В сущности, никакого чуда не произошло. Шарль действительно заговорил. Поздно, в три года, когда уже и ждать перестали. Потом он научился говорить еще довольно много слов. Но ни руки, ни ноги… Заболевание это вообще не лечится. Малыш был обречен. Да и ягненок со сломанной ногой тоже не выжил, умер на следующий день, и антибиотик не помог. Но если не чудо, то ведь что-то произошло в ту осеннюю ночь. Что-то же произошло?

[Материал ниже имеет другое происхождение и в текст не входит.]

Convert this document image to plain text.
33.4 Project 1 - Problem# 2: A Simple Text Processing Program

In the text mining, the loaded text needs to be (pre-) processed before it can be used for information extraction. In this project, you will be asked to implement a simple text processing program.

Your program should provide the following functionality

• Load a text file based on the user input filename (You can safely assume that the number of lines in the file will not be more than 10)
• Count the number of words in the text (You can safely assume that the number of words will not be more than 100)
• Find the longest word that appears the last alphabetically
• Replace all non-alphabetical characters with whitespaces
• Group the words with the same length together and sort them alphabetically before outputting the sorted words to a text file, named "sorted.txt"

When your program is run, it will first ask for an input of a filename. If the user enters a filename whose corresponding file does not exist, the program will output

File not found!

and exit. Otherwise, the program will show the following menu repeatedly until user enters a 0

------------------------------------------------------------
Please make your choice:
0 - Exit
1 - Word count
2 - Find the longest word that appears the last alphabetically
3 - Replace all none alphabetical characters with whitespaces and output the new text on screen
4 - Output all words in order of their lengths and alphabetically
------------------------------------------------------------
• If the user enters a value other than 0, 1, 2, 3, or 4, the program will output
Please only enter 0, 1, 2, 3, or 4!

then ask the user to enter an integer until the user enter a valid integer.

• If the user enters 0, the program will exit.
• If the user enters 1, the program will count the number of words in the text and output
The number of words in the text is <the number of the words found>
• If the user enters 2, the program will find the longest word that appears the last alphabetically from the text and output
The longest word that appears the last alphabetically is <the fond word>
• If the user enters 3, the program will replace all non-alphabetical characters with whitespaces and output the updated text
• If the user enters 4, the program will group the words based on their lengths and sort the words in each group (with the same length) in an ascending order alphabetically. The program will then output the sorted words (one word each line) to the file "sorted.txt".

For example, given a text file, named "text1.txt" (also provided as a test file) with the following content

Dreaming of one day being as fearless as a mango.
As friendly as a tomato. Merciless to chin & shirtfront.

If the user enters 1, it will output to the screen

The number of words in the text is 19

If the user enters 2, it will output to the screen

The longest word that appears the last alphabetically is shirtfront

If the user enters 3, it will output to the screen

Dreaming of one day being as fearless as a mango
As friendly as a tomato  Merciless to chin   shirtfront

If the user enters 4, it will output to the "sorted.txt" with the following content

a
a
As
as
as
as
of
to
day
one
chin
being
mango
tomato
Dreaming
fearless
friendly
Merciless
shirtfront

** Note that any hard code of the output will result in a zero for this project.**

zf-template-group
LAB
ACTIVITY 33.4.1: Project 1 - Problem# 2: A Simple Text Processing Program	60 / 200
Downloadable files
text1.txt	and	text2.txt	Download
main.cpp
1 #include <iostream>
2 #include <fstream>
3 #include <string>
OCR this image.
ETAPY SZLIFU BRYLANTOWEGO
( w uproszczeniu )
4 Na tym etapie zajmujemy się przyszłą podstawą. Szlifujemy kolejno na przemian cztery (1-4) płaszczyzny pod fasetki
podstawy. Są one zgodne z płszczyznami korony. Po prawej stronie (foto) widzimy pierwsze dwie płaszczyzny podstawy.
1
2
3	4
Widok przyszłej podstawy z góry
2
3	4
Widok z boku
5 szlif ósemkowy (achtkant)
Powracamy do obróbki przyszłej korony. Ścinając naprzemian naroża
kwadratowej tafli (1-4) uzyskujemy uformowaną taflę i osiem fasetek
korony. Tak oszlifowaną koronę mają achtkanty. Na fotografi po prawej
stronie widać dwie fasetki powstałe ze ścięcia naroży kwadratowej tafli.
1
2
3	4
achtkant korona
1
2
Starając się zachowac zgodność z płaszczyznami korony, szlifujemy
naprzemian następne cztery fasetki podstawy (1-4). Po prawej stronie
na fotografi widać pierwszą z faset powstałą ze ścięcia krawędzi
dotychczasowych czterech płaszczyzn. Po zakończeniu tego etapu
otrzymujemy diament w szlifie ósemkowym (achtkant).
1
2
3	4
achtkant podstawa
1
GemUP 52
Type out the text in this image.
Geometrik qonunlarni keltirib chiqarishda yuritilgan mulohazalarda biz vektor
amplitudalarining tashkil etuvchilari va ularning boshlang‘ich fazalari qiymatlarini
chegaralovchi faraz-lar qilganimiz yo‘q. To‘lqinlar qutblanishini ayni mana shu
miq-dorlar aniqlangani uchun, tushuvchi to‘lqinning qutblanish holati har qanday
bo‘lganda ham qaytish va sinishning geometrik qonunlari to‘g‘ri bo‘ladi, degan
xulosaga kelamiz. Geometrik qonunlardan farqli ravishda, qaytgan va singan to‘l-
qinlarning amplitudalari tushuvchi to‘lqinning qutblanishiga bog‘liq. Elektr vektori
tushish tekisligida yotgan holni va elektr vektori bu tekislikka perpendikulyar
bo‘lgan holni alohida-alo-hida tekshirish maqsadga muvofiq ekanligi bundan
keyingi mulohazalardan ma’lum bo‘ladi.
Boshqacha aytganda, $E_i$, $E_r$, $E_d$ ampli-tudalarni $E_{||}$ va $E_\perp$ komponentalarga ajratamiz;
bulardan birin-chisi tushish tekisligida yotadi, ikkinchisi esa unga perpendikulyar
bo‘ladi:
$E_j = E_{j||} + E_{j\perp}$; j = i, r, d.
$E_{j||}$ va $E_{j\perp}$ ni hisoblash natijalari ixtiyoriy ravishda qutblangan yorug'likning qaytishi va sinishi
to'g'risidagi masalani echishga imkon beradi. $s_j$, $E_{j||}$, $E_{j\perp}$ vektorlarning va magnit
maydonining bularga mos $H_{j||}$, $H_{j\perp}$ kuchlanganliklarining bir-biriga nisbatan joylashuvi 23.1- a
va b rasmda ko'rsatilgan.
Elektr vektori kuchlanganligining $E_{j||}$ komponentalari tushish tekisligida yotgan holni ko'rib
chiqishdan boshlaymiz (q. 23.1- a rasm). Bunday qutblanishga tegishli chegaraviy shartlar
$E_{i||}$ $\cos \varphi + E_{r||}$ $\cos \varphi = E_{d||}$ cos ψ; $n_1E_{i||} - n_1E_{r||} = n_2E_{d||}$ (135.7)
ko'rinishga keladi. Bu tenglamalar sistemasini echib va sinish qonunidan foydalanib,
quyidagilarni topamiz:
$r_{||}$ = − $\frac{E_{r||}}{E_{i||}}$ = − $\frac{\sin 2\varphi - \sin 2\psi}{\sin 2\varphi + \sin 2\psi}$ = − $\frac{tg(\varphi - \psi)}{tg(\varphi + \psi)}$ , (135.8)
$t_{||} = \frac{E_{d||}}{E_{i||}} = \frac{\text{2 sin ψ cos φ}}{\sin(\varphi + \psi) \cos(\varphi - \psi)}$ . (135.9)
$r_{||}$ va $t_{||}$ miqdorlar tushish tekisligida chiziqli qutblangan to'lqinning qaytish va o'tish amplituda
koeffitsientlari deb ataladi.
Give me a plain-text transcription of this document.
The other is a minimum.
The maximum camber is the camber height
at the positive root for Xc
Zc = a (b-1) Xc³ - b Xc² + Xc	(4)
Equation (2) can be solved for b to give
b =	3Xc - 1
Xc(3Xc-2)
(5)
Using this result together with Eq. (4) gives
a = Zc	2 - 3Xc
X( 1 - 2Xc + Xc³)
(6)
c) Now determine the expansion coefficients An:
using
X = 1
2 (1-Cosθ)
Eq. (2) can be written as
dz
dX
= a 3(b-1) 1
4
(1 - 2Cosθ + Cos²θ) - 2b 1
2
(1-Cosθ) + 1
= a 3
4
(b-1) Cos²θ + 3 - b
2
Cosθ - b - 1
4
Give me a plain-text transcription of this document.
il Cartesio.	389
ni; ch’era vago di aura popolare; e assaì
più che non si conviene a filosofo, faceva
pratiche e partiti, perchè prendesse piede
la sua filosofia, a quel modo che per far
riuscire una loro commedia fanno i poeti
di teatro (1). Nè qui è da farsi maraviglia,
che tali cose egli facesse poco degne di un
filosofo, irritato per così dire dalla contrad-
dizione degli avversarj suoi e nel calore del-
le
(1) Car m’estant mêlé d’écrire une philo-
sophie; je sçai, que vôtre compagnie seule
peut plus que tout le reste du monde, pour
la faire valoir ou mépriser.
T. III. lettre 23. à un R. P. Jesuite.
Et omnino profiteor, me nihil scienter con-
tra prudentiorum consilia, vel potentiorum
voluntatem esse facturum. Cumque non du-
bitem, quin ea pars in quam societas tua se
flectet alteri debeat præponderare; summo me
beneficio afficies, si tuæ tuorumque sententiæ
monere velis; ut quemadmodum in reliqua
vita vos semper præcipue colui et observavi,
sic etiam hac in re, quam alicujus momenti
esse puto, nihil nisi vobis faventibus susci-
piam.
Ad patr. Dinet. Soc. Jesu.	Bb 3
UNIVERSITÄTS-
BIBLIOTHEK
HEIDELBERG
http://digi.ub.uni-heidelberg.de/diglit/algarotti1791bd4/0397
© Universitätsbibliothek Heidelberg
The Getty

Да, и самое последнее: Марсель повез Эйлин в фестивальный городок и показал ей римскую дорогу. Но это не произвело на нее ни малейшего впечатления – она вообще ничего не знала про римские дороги. Это довольно естественно: к африканцам, даже американским, христианство шло совсем иными путями.
Приставная лестница
Барак, в котором жили Лошкаревы, именовался строением номер три и был частично двухэтажным. Половина второго этажа и лестница сгорели еще в войну, и не от бомбы, а от печки. И с тех пор в сохранившуюся часть второго этажа залезали по приставной лестнице, укрепленной Лошкаревым сразу после госпиталя. Граня привезла мужа Василия осенью и втащила его на второй этаж на своем горбу. А он гремел орденами, прицепленными на гимнастерку. Лестница стояла шатко, иногда ребята ее ради шутки сбрасывали, и тогда Граня или ее дочь Нина кричали, чтоб лестницу приставили обратно к стене.
Ноги Василию оторвало почти под корень, но руки зато у него были золотые. И силищи необыкновенной. Он, когда трезв был, на руках по лестнице поднимал свое широкое туловище, только тележку и толкалки – деревянные чурбаки, обтесанные под свою руку, – оставлял под лестницей, и потом их Граня поднимала наверх.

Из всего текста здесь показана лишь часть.